El plan de paz que el yernísimo Kushner
supuestamente pergeña en la más completa de las discreciones quizás nunca vea
la luz, o se convierta en un plan de guerra
(anexión de territorios ocupados, apartheid territorial, blindaje político-militar).
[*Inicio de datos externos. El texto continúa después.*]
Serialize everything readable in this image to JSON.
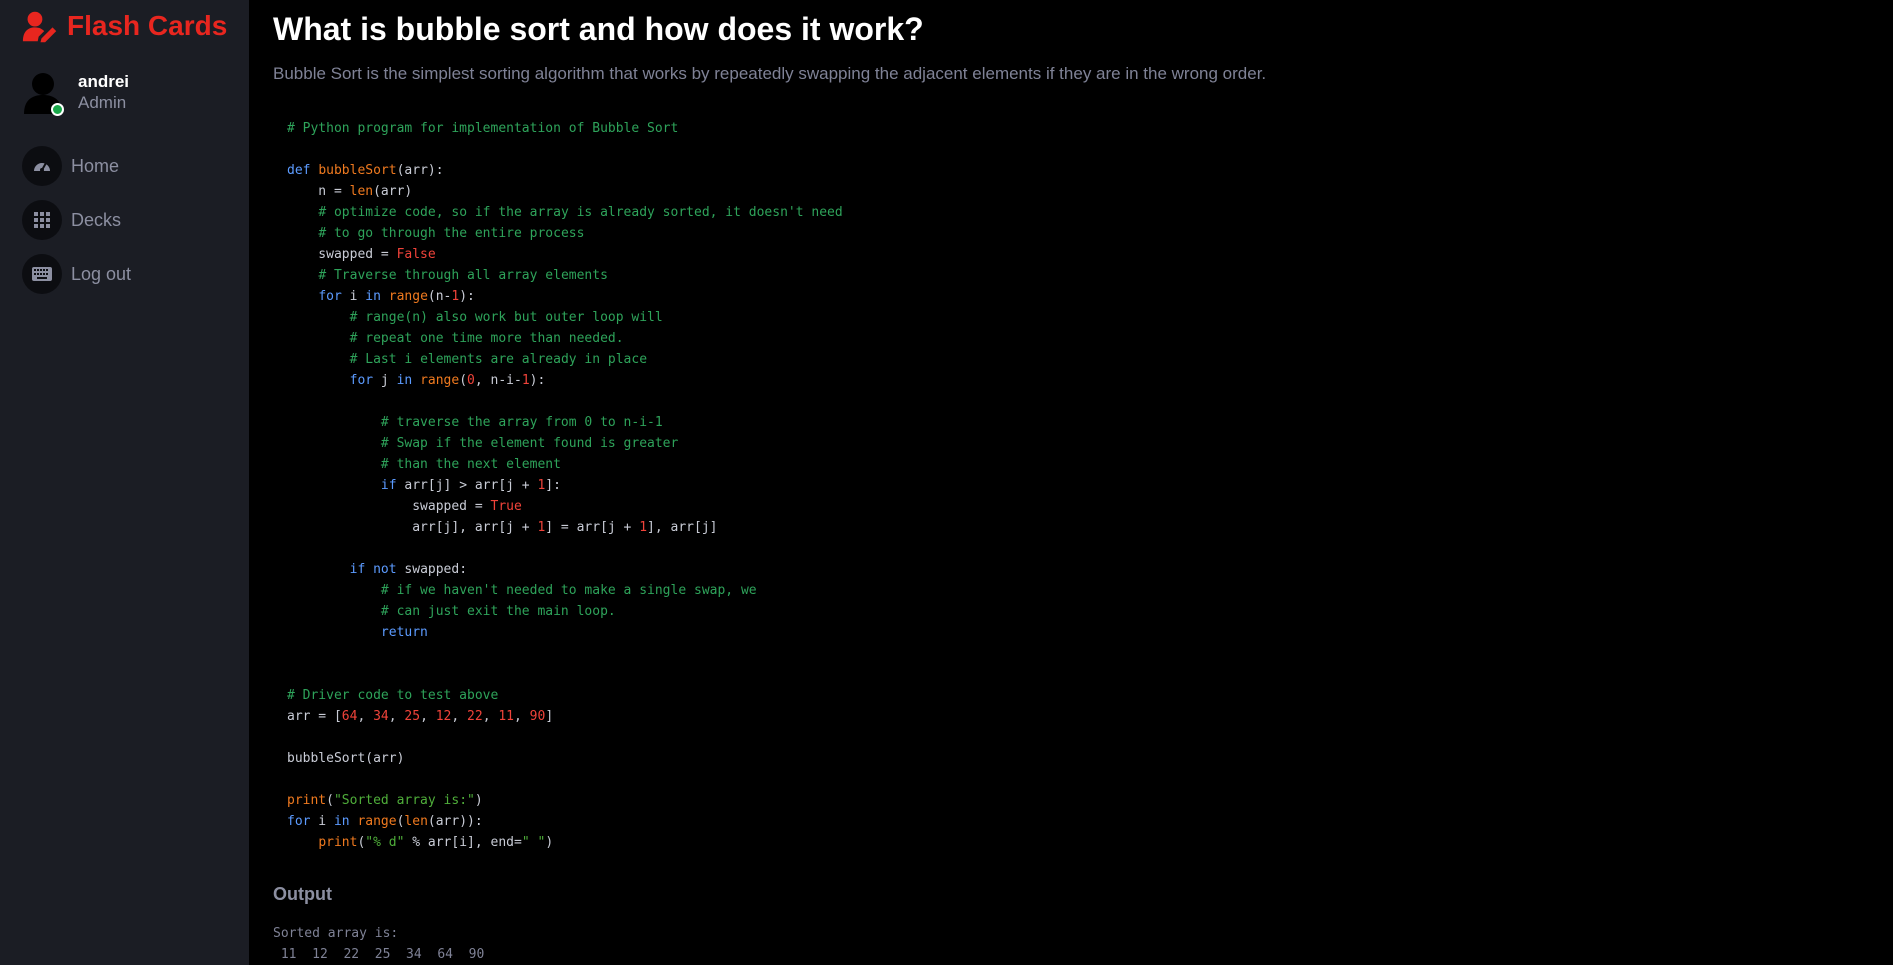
{
  "colors": {
    "sidebar_bg": "#1b1d24",
    "main_bg": "#000000",
    "brand": "#e8261f",
    "status_online": "#19a84a"
  },
  "sidebar": {
    "brand_label": "Flash Cards",
    "brand_icon": "user-edit-icon",
    "user": {
      "name": "andrei",
      "role": "Admin",
      "status": "online"
    },
    "nav_items": [
      {
        "label": "Home",
        "icon": "tachometer-icon"
      },
      {
        "label": "Decks",
        "icon": "grid-icon"
      },
      {
        "label": "Log out",
        "icon": "keyboard-icon"
      }
    ]
  },
  "main": {
    "title": "What is bubble sort and how does it work?",
    "description": "Bubble Sort is the simplest sorting algorithm that works by repeatedly swapping the adjacent elements if they are in the wrong order.",
    "code_lines": [
      [
        {
          "t": "# Python program for implementation of Bubble Sort",
          "c": "com"
        }
      ],
      [],
      [
        {
          "t": "def",
          "c": "kw"
        },
        {
          "t": " "
        },
        {
          "t": "bubbleSort",
          "c": "fn"
        },
        {
          "t": "(arr):"
        }
      ],
      [
        {
          "t": "    n = "
        },
        {
          "t": "len",
          "c": "fn"
        },
        {
          "t": "(arr)"
        }
      ],
      [
        {
          "t": "    "
        },
        {
          "t": "# optimize code, so if the array is already sorted, it doesn't need",
          "c": "com"
        }
      ],
      [
        {
          "t": "    "
        },
        {
          "t": "# to go through the entire process",
          "c": "com"
        }
      ],
      [
        {
          "t": "    swapped = "
        },
        {
          "t": "False",
          "c": "num"
        }
      ],
      [
        {
          "t": "    "
        },
        {
          "t": "# Traverse through all array elements",
          "c": "com"
        }
      ],
      [
        {
          "t": "    "
        },
        {
          "t": "for",
          "c": "kw"
        },
        {
          "t": " i "
        },
        {
          "t": "in",
          "c": "kw"
        },
        {
          "t": " "
        },
        {
          "t": "range",
          "c": "fn"
        },
        {
          "t": "(n-"
        },
        {
          "t": "1",
          "c": "num"
        },
        {
          "t": "):"
        }
      ],
      [
        {
          "t": "        "
        },
        {
          "t": "# range(n) also work but outer loop will",
          "c": "com"
        }
      ],
      [
        {
          "t": "        "
        },
        {
          "t": "# repeat one time more than needed.",
          "c": "com"
        }
      ],
      [
        {
          "t": "        "
        },
        {
          "t": "# Last i elements are already in place",
          "c": "com"
        }
      ],
      [
        {
          "t": "        "
        },
        {
          "t": "for",
          "c": "kw"
        },
        {
          "t": " j "
        },
        {
          "t": "in",
          "c": "kw"
        },
        {
          "t": " "
        },
        {
          "t": "range",
          "c": "fn"
        },
        {
          "t": "("
        },
        {
          "t": "0",
          "c": "num"
        },
        {
          "t": ", n-i-"
        },
        {
          "t": "1",
          "c": "num"
        },
        {
          "t": "):"
        }
      ],
      [],
      [
        {
          "t": "            "
        },
        {
          "t": "# traverse the array from 0 to n-i-1",
          "c": "com"
        }
      ],
      [
        {
          "t": "            "
        },
        {
          "t": "# Swap if the element found is greater",
          "c": "com"
        }
      ],
      [
        {
          "t": "            "
        },
        {
          "t": "# than the next element",
          "c": "com"
        }
      ],
      [
        {
          "t": "            "
        },
        {
          "t": "if",
          "c": "kw"
        },
        {
          "t": " arr[j] > arr[j + "
        },
        {
          "t": "1",
          "c": "num"
        },
        {
          "t": "]:"
        }
      ],
      [
        {
          "t": "                swapped = "
        },
        {
          "t": "True",
          "c": "num"
        }
      ],
      [
        {
          "t": "                arr[j], arr[j + "
        },
        {
          "t": "1",
          "c": "num"
        },
        {
          "t": "] = arr[j + "
        },
        {
          "t": "1",
          "c": "num"
        },
        {
          "t": "], arr[j]"
        }
      ],
      [],
      [
        {
          "t": "        "
        },
        {
          "t": "if",
          "c": "kw"
        },
        {
          "t": " "
        },
        {
          "t": "not",
          "c": "kw"
        },
        {
          "t": " swapped:"
        }
      ],
      [
        {
          "t": "            "
        },
        {
          "t": "# if we haven't needed to make a single swap, we",
          "c": "com"
        }
      ],
      [
        {
          "t": "            "
        },
        {
          "t": "# can just exit the main loop.",
          "c": "com"
        }
      ],
      [
        {
          "t": "            "
        },
        {
          "t": "return",
          "c": "kw"
        }
      ],
      [],
      [],
      [
        {
          "t": "# Driver code to test above",
          "c": "com"
        }
      ],
      [
        {
          "t": "arr = ["
        },
        {
          "t": "64",
          "c": "num"
        },
        {
          "t": ", "
        },
        {
          "t": "34",
          "c": "num"
        },
        {
          "t": ", "
        },
        {
          "t": "25",
          "c": "num"
        },
        {
          "t": ", "
        },
        {
          "t": "12",
          "c": "num"
        },
        {
          "t": ", "
        },
        {
          "t": "22",
          "c": "num"
        },
        {
          "t": ", "
        },
        {
          "t": "11",
          "c": "num"
        },
        {
          "t": ", "
        },
        {
          "t": "90",
          "c": "num"
        },
        {
          "t": "]"
        }
      ],
      [],
      [
        {
          "t": "bubbleSort(arr)"
        }
      ],
      [],
      [
        {
          "t": "print",
          "c": "fn"
        },
        {
          "t": "("
        },
        {
          "t": "\"Sorted array is:\"",
          "c": "str"
        },
        {
          "t": ")"
        }
      ],
      [
        {
          "t": "for",
          "c": "kw"
        },
        {
          "t": " i "
        },
        {
          "t": "in",
          "c": "kw"
        },
        {
          "t": " "
        },
        {
          "t": "range",
          "c": "fn"
        },
        {
          "t": "("
        },
        {
          "t": "len",
          "c": "fn"
        },
        {
          "t": "(arr)):"
        }
      ],
      [
        {
          "t": "    "
        },
        {
          "t": "print",
          "c": "fn"
        },
        {
          "t": "("
        },
        {
          "t": "\"% d\"",
          "c": "str"
        },
        {
          "t": " % arr[i], end="
        },
        {
          "t": "\" \"",
          "c": "str"
        },
        {
          "t": ")"
        }
      ]
    ],
    "output_label": "Output",
    "output_lines": [
      "Sorted array is:",
      " 11  12  22  25  34  64  90"
    ]
  }
}
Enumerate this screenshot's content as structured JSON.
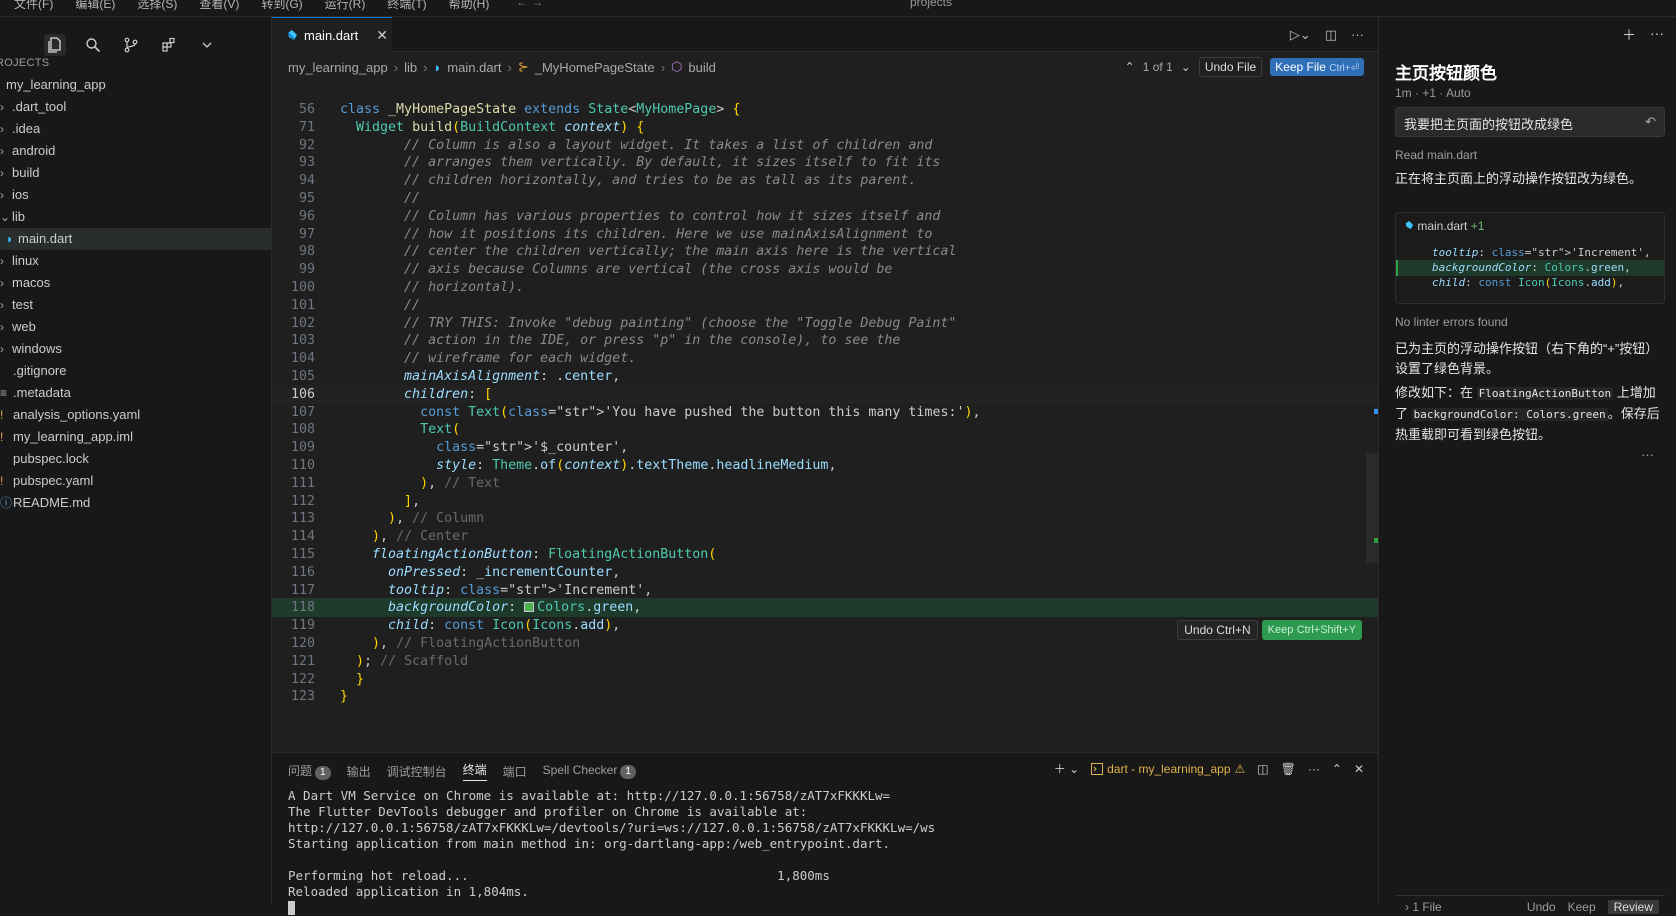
{
  "menubar": {
    "items": [
      "文件(F)",
      "编辑(E)",
      "选择(S)",
      "查看(V)",
      "转到(G)",
      "运行(R)",
      "终端(T)",
      "帮助(H)"
    ],
    "nav": "←  →",
    "title": "projects"
  },
  "explorer": {
    "section": "ROJECTS",
    "root": "my_learning_app",
    "items": [
      {
        "label": ".dart_tool",
        "kind": "folder"
      },
      {
        "label": ".idea",
        "kind": "folder"
      },
      {
        "label": "android",
        "kind": "folder"
      },
      {
        "label": "build",
        "kind": "folder"
      },
      {
        "label": "ios",
        "kind": "folder"
      },
      {
        "label": "lib",
        "kind": "folder-open"
      },
      {
        "label": "main.dart",
        "kind": "dart",
        "selected": true
      },
      {
        "label": "linux",
        "kind": "folder"
      },
      {
        "label": "macos",
        "kind": "folder"
      },
      {
        "label": "test",
        "kind": "folder"
      },
      {
        "label": "web",
        "kind": "folder"
      },
      {
        "label": "windows",
        "kind": "folder"
      },
      {
        "label": ".gitignore",
        "kind": "file"
      },
      {
        "label": ".metadata",
        "kind": "lines"
      },
      {
        "label": "analysis_options.yaml",
        "kind": "yaml"
      },
      {
        "label": "my_learning_app.iml",
        "kind": "iml"
      },
      {
        "label": "pubspec.lock",
        "kind": "file"
      },
      {
        "label": "pubspec.yaml",
        "kind": "yaml"
      },
      {
        "label": "README.md",
        "kind": "info"
      }
    ]
  },
  "editor": {
    "tab": "main.dart",
    "breadcrumbs": [
      "my_learning_app",
      "lib",
      "main.dart",
      "_MyHomePageState",
      "build"
    ],
    "diff_count": "1 of 1",
    "undo_file": "Undo File",
    "keep_file": "Keep File",
    "keep_file_key": "Ctrl+⏎",
    "inline_undo": "Undo",
    "inline_undo_key": "Ctrl+N",
    "inline_keep": "Keep",
    "inline_keep_key": "Ctrl+Shift+Y",
    "added_marker": "+",
    "code_lines": [
      {
        "n": "56",
        "t": "class _MyHomePageState extends State<MyHomePage> {"
      },
      {
        "n": "71",
        "t": "  Widget build(BuildContext context) {"
      },
      {
        "n": "92",
        "t": "        // Column is also a layout widget. It takes a list of children and"
      },
      {
        "n": "93",
        "t": "        // arranges them vertically. By default, it sizes itself to fit its"
      },
      {
        "n": "94",
        "t": "        // children horizontally, and tries to be as tall as its parent."
      },
      {
        "n": "95",
        "t": "        //"
      },
      {
        "n": "96",
        "t": "        // Column has various properties to control how it sizes itself and"
      },
      {
        "n": "97",
        "t": "        // how it positions its children. Here we use mainAxisAlignment to"
      },
      {
        "n": "98",
        "t": "        // center the children vertically; the main axis here is the vertical"
      },
      {
        "n": "99",
        "t": "        // axis because Columns are vertical (the cross axis would be"
      },
      {
        "n": "100",
        "t": "        // horizontal)."
      },
      {
        "n": "101",
        "t": "        //"
      },
      {
        "n": "102",
        "t": "        // TRY THIS: Invoke \"debug painting\" (choose the \"Toggle Debug Paint\""
      },
      {
        "n": "103",
        "t": "        // action in the IDE, or press \"p\" in the console), to see the"
      },
      {
        "n": "104",
        "t": "        // wireframe for each widget."
      },
      {
        "n": "105",
        "t": "        mainAxisAlignment: .center,"
      },
      {
        "n": "106",
        "t": "        children: ["
      },
      {
        "n": "107",
        "t": "          const Text('You have pushed the button this many times:'),"
      },
      {
        "n": "108",
        "t": "          Text("
      },
      {
        "n": "109",
        "t": "            '$_counter',"
      },
      {
        "n": "110",
        "t": "            style: Theme.of(context).textTheme.headlineMedium,"
      },
      {
        "n": "111",
        "t": "          ), // Text"
      },
      {
        "n": "112",
        "t": "        ],"
      },
      {
        "n": "113",
        "t": "      ), // Column"
      },
      {
        "n": "114",
        "t": "    ), // Center"
      },
      {
        "n": "115",
        "t": "    floatingActionButton: FloatingActionButton("
      },
      {
        "n": "116",
        "t": "      onPressed: _incrementCounter,"
      },
      {
        "n": "117",
        "t": "      tooltip: 'Increment',"
      },
      {
        "n": "118",
        "t": "      backgroundColor: Colors.green,"
      },
      {
        "n": "119",
        "t": "      child: const Icon(Icons.add),"
      },
      {
        "n": "120",
        "t": "    ), // FloatingActionButton"
      },
      {
        "n": "121",
        "t": "  ); // Scaffold"
      },
      {
        "n": "122",
        "t": "  }"
      },
      {
        "n": "123",
        "t": "}"
      }
    ],
    "swatch_color": "#4caf50"
  },
  "panel": {
    "tabs": [
      {
        "label": "问题",
        "badge": "1"
      },
      {
        "label": "输出"
      },
      {
        "label": "调试控制台"
      },
      {
        "label": "终端",
        "active": true
      },
      {
        "label": "端口"
      },
      {
        "label": "Spell Checker",
        "badge": "1"
      }
    ],
    "terminal_name": "dart - my_learning_app",
    "terminal_lines": [
      "A Dart VM Service on Chrome is available at: http://127.0.0.1:56758/zAT7xFKKKLw=",
      "The Flutter DevTools debugger and profiler on Chrome is available at:",
      "http://127.0.0.1:56758/zAT7xFKKKLw=/devtools/?uri=ws://127.0.0.1:56758/zAT7xFKKKLw=/ws",
      "Starting application from main method in: org-dartlang-app:/web_entrypoint.dart.",
      "",
      "Performing hot reload...                                         1,800ms",
      "Reloaded application in 1,804ms."
    ]
  },
  "chat": {
    "title": "主页按钮颜色",
    "meta": "1m · +1 · Auto",
    "user_message": "我要把主页面的按钮改成绿色",
    "read_label": "Read main.dart",
    "intro": "正在将主页面上的浮动操作按钮改为绿色。",
    "card_file": "main.dart",
    "card_count": "+1",
    "card_lines": [
      {
        "t": "tooltip: 'Increment',",
        "added": false
      },
      {
        "t": "backgroundColor: Colors.green,",
        "added": true
      },
      {
        "t": "child: const Icon(Icons.add),",
        "added": false
      }
    ],
    "lint": "No linter errors found",
    "summary": "已为主页的浮动操作按钮（右下角的“+”按钮）设置了绿色背景。",
    "change_prefix": "修改如下：在 ",
    "change_code1": "FloatingActionButton",
    "change_mid": " 上增加了 ",
    "change_code2": "backgroundColor: Colors.green",
    "change_suffix": "。保存后热重载即可看到绿色按钮。",
    "more": "···",
    "footer_files": "1 File",
    "footer_undo": "Undo",
    "footer_keep": "Keep",
    "footer_review": "Review"
  }
}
En definitiva, en un desastre, como sostienen Denis Ross (veterano negociador
con Clinton y Obama), David Makovski, director del proyecto árabe-israelí del TWI,
Instituto de Washington para el Medio Oriente (5).
Para
finalizar, otra incógnita es la respuesta palestina y de los países árabes. Éstos
últimos, hundidos en el descrédito, hace tiempo que son irrelevantes. Las petromonarquías del Golfo, la república
autoritaria de Egipto y el débil pero resistente reino de Jordania han avalado
la deriva israelí, debido a la obsesión
persa. Los palestinos se desangran en su guerra civil encubierta entre Hamas y Fatah, atrapados por la gerontocracia de su liderazgo político y la
ineficacia de su aparato administrativo.
NOTAS
(1) “Time
for Netanyahu to go”. BRETT STEPHENS. THE
NEW YORK TIMES, 1 de marzo.
(2) “Netanyahu’s Referendum. What’s at stake for
the israeli prime minister in the early election”. ALUF BENN. FOREIGN AFFAIRS, 6 de febrero.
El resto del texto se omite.